Cette plage appartient au domaine public et le barrage fixe, de la gendarmerie, affecté à la surveillance de ce lieu de baignade laisse faire et semble même s’accommoder de cette injonction liberticide de quelques individus ou familles en mal d’inspiration en matière de libertés. « L’amour fait plus peur à ces gens que le terrorisme durant la décennie noire puisque durant ces années là des terroristes traversaient ce coin, nuits et jours, sans que personne ne s’en offusque. Pourquoi pas un panneau Interdit aux terroristes alors ?» lance un militant de la démocratie rencontré sur place. Notons que ce phénomène tend à se généraliser partout en Kabylie.
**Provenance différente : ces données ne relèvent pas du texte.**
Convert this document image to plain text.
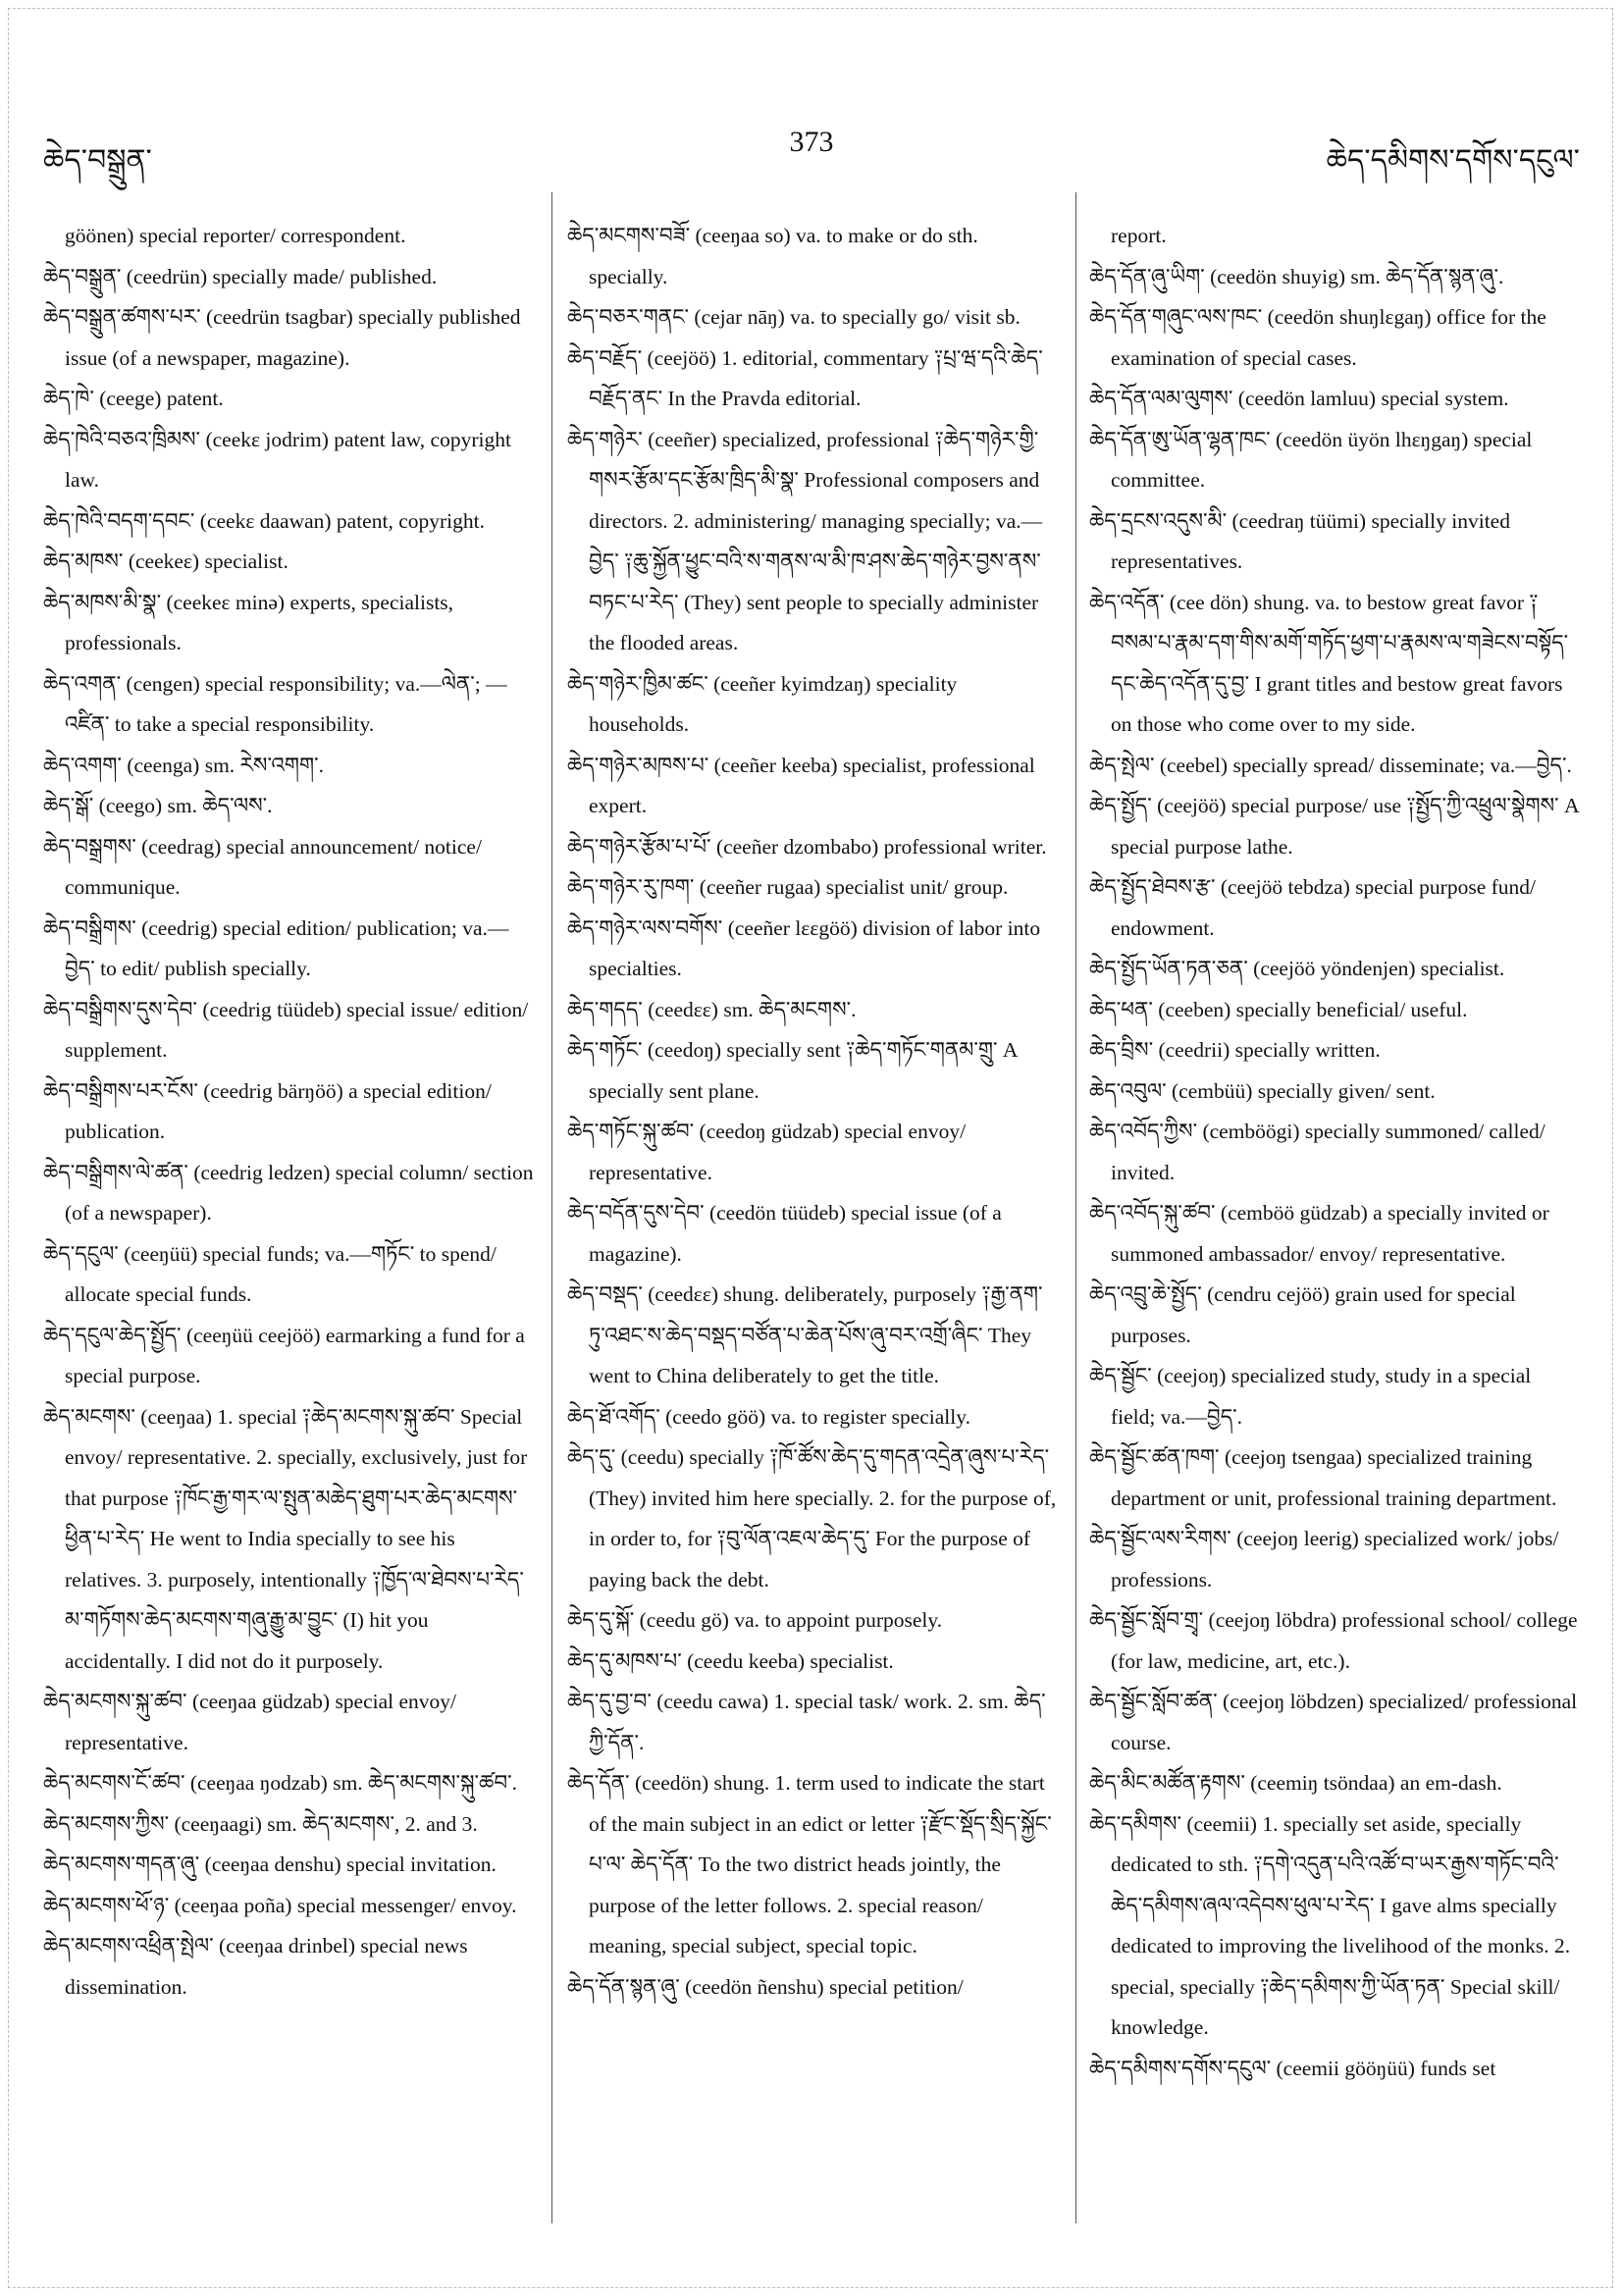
ཆེད་བསྒྲུན་
373
ཆེད་དམིགས་དགོས་དངུལ་

göönen) special reporter/ correspondent.

ཆེད་བསྒྲུན་ (ceedrün) specially made/ published.

ཆེད་བསྒྲུན་ཚགས་པར་ (ceedrün tsagbar) specially published issue (of a newspaper, magazine).

ཆེད་ཁེ་ (ceege) patent.

ཆེད་ཁེའི་བཅའ་ཁྲིམས་ (ceekɛ jodrim) patent law, copyright law.

ཆེད་ཁེའི་བདག་དབང་ (ceekɛ daawan) patent, copyright.

ཆེད་མཁས་ (ceekeɛ) specialist.

ཆེད་མཁས་མི་སྣ་ (ceekeɛ minə) experts, specialists, professionals.

ཆེད་འགན་ (cengen) special responsibility; va.—ལེན་; —འཛིན་ to take a special responsibility.

ཆེད་འགག་ (ceenga) sm. རེས་འགག་.

ཆེད་སྒོ་ (ceego) sm. ཆེད་ལས་.

ཆེད་བསྒྲགས་ (ceedrag) special announcement/ notice/ communique.

ཆེད་བསྒྲིགས་ (ceedrig) special edition/ publication; va.—བྱེད་ to edit/ publish specially.

ཆེད་བསྒྲིགས་དུས་དེབ་ (ceedrig tüüdeb) special issue/ edition/ supplement.

ཆེད་བསྒྲིགས་པར་ངོས་ (ceedrig bärŋöö) a special edition/ publication.

ཆེད་བསྒྲིགས་ལེ་ཚན་ (ceedrig ledzen) special column/ section (of a newspaper).

ཆེད་དངུལ་ (ceeŋüü) special funds; va.—གཏོང་ to spend/ allocate special funds.

ཆེད་དངུལ་ཆེད་སྤྱོད་ (ceeŋüü ceejöö) earmarking a fund for a special purpose.

ཆེད་མངགས་ (ceeŋaa) 1. special ༑ཆེད་མངགས་སྐུ་ཚབ་ Special envoy/ representative. 2. specially, exclusively, just for that purpose ༑ཁོང་རྒྱ་གར་ལ་སྤུན་མཆེད་ཐུག་པར་ཆེད་མངགས་ཕྱིན་པ་རེད་ He went to India specially to see his relatives. 3. purposely, intentionally ༑ཁྱོད་ལ་ཐེབས་པ་རེད་མ་གཏོགས་ཆེད་མངགས་གཞུ་རྒྱུ་མ་བྱུང་ (I) hit you accidentally. I did not do it purposely.

ཆེད་མངགས་སྐུ་ཚབ་ (ceeŋaa güdzab) special envoy/ representative.

ཆེད་མངགས་ངོ་ཚབ་ (ceeŋaa ŋodzab) sm. ཆེད་མངགས་སྐུ་ཚབ་.

ཆེད་མངགས་ཀྱིས་ (ceeŋaagi) sm. ཆེད་མངགས་, 2. and 3.

ཆེད་མངགས་གདན་ཞུ་ (ceeŋaa denshu) special invitation.

ཆེད་མངགས་ཕོ་ཉ་ (ceeŋaa poña) special messenger/ envoy.

ཆེད་མངགས་འཕྲིན་སྤེལ་ (ceeŋaa drinbel) special news dissemination.

ཆེད་མངགས་བཟོ་ (ceeŋaa so) va. to make or do sth. specially.

ཆེད་བཅར་གནང་ (cejar nāŋ) va. to specially go/ visit sb.

ཆེད་བརྗོད་ (ceejöö) 1. editorial, commentary ༑པྲ་ཝ་དའི་ཆེད་བརྗོད་ནང་ In the Pravda editorial.

ཆེད་གཉེར་ (ceeñer) specialized, professional ༑ཆེད་གཉེར་གྱི་གསར་རྩོམ་དང་རྩོམ་ཁྲིད་མི་སྣ་ Professional composers and directors. 2. administering/ managing specially; va.—བྱེད་ ༑ཆུ་སྐྱོན་ཕྱུང་བའི་ས་གནས་ལ་མི་ཁ་ཤས་ཆེད་གཉེར་བྱས་ནས་བཏང་པ་རེད་ (They) sent people to specially administer the flooded areas.

ཆེད་གཉེར་ཁྱིམ་ཚང་ (ceeñer kyimdzaŋ) speciality households.

ཆེད་གཉེར་མཁས་པ་ (ceeñer keeba) specialist, professional expert.

ཆེད་གཉེར་རྩོམ་པ་པོ་ (ceeñer dzombabo) professional writer.

ཆེད་གཉེར་རུ་ཁག་ (ceeñer rugaa) specialist unit/ group.

ཆེད་གཉེར་ལས་བགོས་ (ceeñer lɛɛgöö) division of labor into specialties.

ཆེད་གདད་ (ceedɛɛ) sm. ཆེད་མངགས་.

ཆེད་གཏོང་ (ceedoŋ) specially sent ༑ཆེད་གཏོང་གནམ་གྲུ་ A specially sent plane.

ཆེད་གཏོང་སྐུ་ཚབ་ (ceedoŋ güdzab) special envoy/ representative.

ཆེད་བདོན་དུས་དེབ་ (ceedön tüüdeb) special issue (of a magazine).

ཆེད་བསྡད་ (ceedɛɛ) shung. deliberately, purposely ༑རྒྱ་ནག་ཏུ་འཐང་ས་ཆེད་བསྡད་བཙོན་པ་ཆེན་པོས་ཞུ་བར་འགྲོ་ཞིང་ They went to China deliberately to get the title.

ཆེད་ཐོ་འགོད་ (ceedo göö) va. to register specially.

ཆེད་དུ་ (ceedu) specially ༑ཁོ་ཚོས་ཆེད་དུ་གདན་འདྲེན་ཞུས་པ་རེད་ (They) invited him here specially. 2. for the purpose of, in order to, for ༑བུ་ལོན་འཇལ་ཆེད་དུ་ For the purpose of paying back the debt.

ཆེད་དུ་སྐོ་ (ceedu gö) va. to appoint purposely.

ཆེད་དུ་མཁས་པ་ (ceedu keeba) specialist.

ཆེད་དུ་བྱ་བ་ (ceedu cawa) 1. special task/ work. 2. sm. ཆེད་ཀྱི་དོན་.

ཆེད་དོན་ (ceedön) shung. 1. term used to indicate the start of the main subject in an edict or letter ༑རྫོང་སྡོད་སྲིད་སྐྱོང་པ་ལ་ ཆེད་དོན་ To the two district heads jointly, the purpose of the letter follows. 2. special reason/ meaning, special subject, special topic.

ཆེད་དོན་སྙན་ཞུ་ (ceedön ñenshu) special petition/

report.

ཆེད་དོན་ཞུ་ཡིག་ (ceedön shuyig) sm. ཆེད་དོན་སྙན་ཞུ་.

ཆེད་དོན་གཞུང་ལས་ཁང་ (ceedön shuŋlɛgaŋ) office for the examination of special cases.

ཆེད་དོན་ལམ་ལུགས་ (ceedön lamluu) special system.

ཆེད་དོན་ཨུ་ཡོན་ལྷན་ཁང་ (ceedön üyön lhɛŋgaŋ) special committee.

ཆེད་དྲངས་འདུས་མི་ (ceedraŋ tüümi) specially invited representatives.

ཆེད་འདོན་ (cee dön) shung. va. to bestow great favor ༑བསམ་པ་རྣམ་དག་གིས་མགོ་གཏོད་ཕྱག་པ་རྣམས་ལ་གཟེངས་བསྟོད་དང་ཆེད་འདོན་དུ་བྱ་ I grant titles and bestow great favors on those who come over to my side.

ཆེད་སྤེལ་ (ceebel) specially spread/ disseminate; va.—བྱེད་.

ཆེད་སྤྱོད་ (ceejöö) special purpose/ use ༑སྤྱོད་ཀྱི་འཕྲུལ་སྣེགས་ A special purpose lathe.

ཆེད་སྤྱོད་ཐེབས་རྩ་ (ceejöö tebdza) special purpose fund/ endowment.

ཆེད་སྤྱོད་ཡོན་ཏན་ཅན་ (ceejöö yöndenjen) specialist.

ཆེད་ཕན་ (ceeben) specially beneficial/ useful.

ཆེད་བྲིས་ (ceedrii) specially written.

ཆེད་འབུལ་ (cembüü) specially given/ sent.

ཆེད་འབོད་ཀྱིས་ (cemböögi) specially summoned/ called/ invited.

ཆེད་འབོད་སྐུ་ཚབ་ (cemböö güdzab) a specially invited or summoned ambassador/ envoy/ representative.

ཆེད་འབྲུ་ཆེ་སྤྱོད་ (cendru cejöö) grain used for special purposes.

ཆེད་སྦྱོང་ (ceejoŋ) specialized study, study in a special field; va.—བྱེད་.

ཆེད་སྦྱོང་ཚན་ཁག་ (ceejoŋ tsengaa) specialized training department or unit, professional training department.

ཆེད་སྦྱོང་ལས་རིགས་ (ceejoŋ leerig) specialized work/ jobs/ professions.

ཆེད་སྦྱོང་སློབ་གྲྭ་ (ceejoŋ löbdra) professional school/ college (for law, medicine, art, etc.).

ཆེད་སྦྱོང་སློབ་ཚན་ (ceejoŋ löbdzen) specialized/ professional course.

ཆེད་མིང་མཚོན་རྟགས་ (ceemiŋ tsöndaa) an em-dash.

ཆེད་དམིགས་ (ceemii) 1. specially set aside, specially dedicated to sth. ༑དགེ་འདུན་པའི་འཚོ་བ་ཡར་རྒྱས་གཏོང་བའི་ཆེད་དམིགས་ཞལ་འདེབས་ཕུལ་པ་རེད་ I gave alms specially dedicated to improving the livelihood of the monks. 2. special, specially ༑ཆེད་དམིགས་ཀྱི་ཡོན་ཏན་ Special skill/ knowledge.

ཆེད་དམིགས་དགོས་དངུལ་ (ceemii gööŋüü) funds set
Instruits par des officines qui se cachent derrière la religion à la solde du gouvernement islamo-batthiste illégitime algérien, de pauvres kabyles se laissent tenter par la chasse aux amoureux et aux buveurs d’alcools. Les abords des routes jusqu’au milieu de forêts à mille lieux des habitations sont remblayés ou semés de tessons de verre pour éviter que de citoyens libertaires s’y attardent en compagnie d’une bière ou d’une copine. Ces interdits n’ont rien à voir avec le NIF mais jamais loin de la doctrine salafistes qui s’installe petit à petit. Le danger pour la Kabylie ne vient nullement des amoureux ou des buveurs d’alcool mais de ceux qui repeignent la région en vert. La gandoura et le hidjab remplacent petit à petit la tenue vestimentaire de nos jeunes et la barbe pousse à une vitesse fulgurante. La Kabylie belle et rebelle se défigure lentement et ses enfants ne doivent pas se tromper de combat. Il y va de sa survie.